Таким образом, активация PRR, TLR4 и NLRP3 в модели с использованием подкожной иммунизации и в модели с использованием интраназального введения антигена с BaP подавляла продукцию аллерген-специфического IgE, но не IgG1 антител. Полученные данные в целом находятся в согласии с гигиенической гипотезой формирования аллергопатологий.

Полный текст

Введение

Стремительный рост частоты встречаемости патологий, связанных с продукцией IgE на безвредные антигены, является одним из вызовов, стоящих перед современной медициной [2]. Одной из главных гипотез, объясняющих рост встречаемости патологий данного рода, является так называемая «гигиеническая гипотеза». Согласно данной гипотезе при уменьшении частоты встреч организма с бактериальными и вирусными патогенами, при уменьшении разнообразия антигенов, с которым организм сталкивается в течение жизни, в том числе антигенов, активирующих PRR-рецепторы, происходит смещение равновесия иммунологических реакций в сторону 2-го типа иммунного ответа [14]. Таким образом, организм начинает «неправильно» реагировать на безвредные антигены, чем-то отдаленно похожие на антигены потенциально опасных патогенов. Вместо ответа на потенциально опасные патогены по механизму 1-го типа иммунного ответа, запускаются реакции на безвредные белки преимущественно по механизму 2-го типа иммунного ответа [15]. Интересно, что некоторые белковые аллергены, несмотря на то, что не содержат в своем составе классических агонистов TLR, способны их активировать. В качестве примера можно привести аллерген клещей домашней пыли Der f2, способный активировать TLR4 [12]. В классическом модельном аллергене овальбумине (OVA) примести, являющиеся классическими агонистами TLR (LPS) и активирующие TLR4 [13].

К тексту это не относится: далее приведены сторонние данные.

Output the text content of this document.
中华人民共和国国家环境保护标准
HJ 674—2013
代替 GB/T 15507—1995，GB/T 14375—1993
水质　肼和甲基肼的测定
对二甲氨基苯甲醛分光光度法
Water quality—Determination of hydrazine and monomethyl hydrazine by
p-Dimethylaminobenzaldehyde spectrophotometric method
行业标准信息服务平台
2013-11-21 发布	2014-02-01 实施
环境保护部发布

В то же время роль активации TLR в патогенезе продукции аллерген-специфических антител и локального аллергического воспаления не однозначна. Достаточно большое количество работ указывает на то, что активация TLR, в частности TLR4, служит одним из триггеров локального аллергического воспаления [1]. В то же время существуют работы, согласно которым блокирование TLR4 ухудшает общую клиническую картину воспаления (в частности, усиливает локальное накопление эозинофилов в ткани легких) [9].

Еще одним PRR, с которым часто связывают формирование локального аллергического воспаления, является NLRP3 инфламмасома. Роль этого внутриклеточного PRR в формировании аллергического воспаления показана во многих работах [3]. Обыкновенно к активации NLRP3 приводят изменение концентрации внутриклеточных ионов K+, Cl-, Ca2+; активные формы кислорода (АФК); дестабилизация мембран лизосом с выходом содержимого в цитоплазму, например, под действием кристаллов мочевой кислоты, холестерола, фосфата кальция, частиц асбеста или кремнезема [3, 4]. В то же время существует и другая точка зрения, согласно которой NLRP3-инфламмасома не влияет на формирование аллергического воспаления, по крайней мере адаптивного аллергического иммунного ответа [8].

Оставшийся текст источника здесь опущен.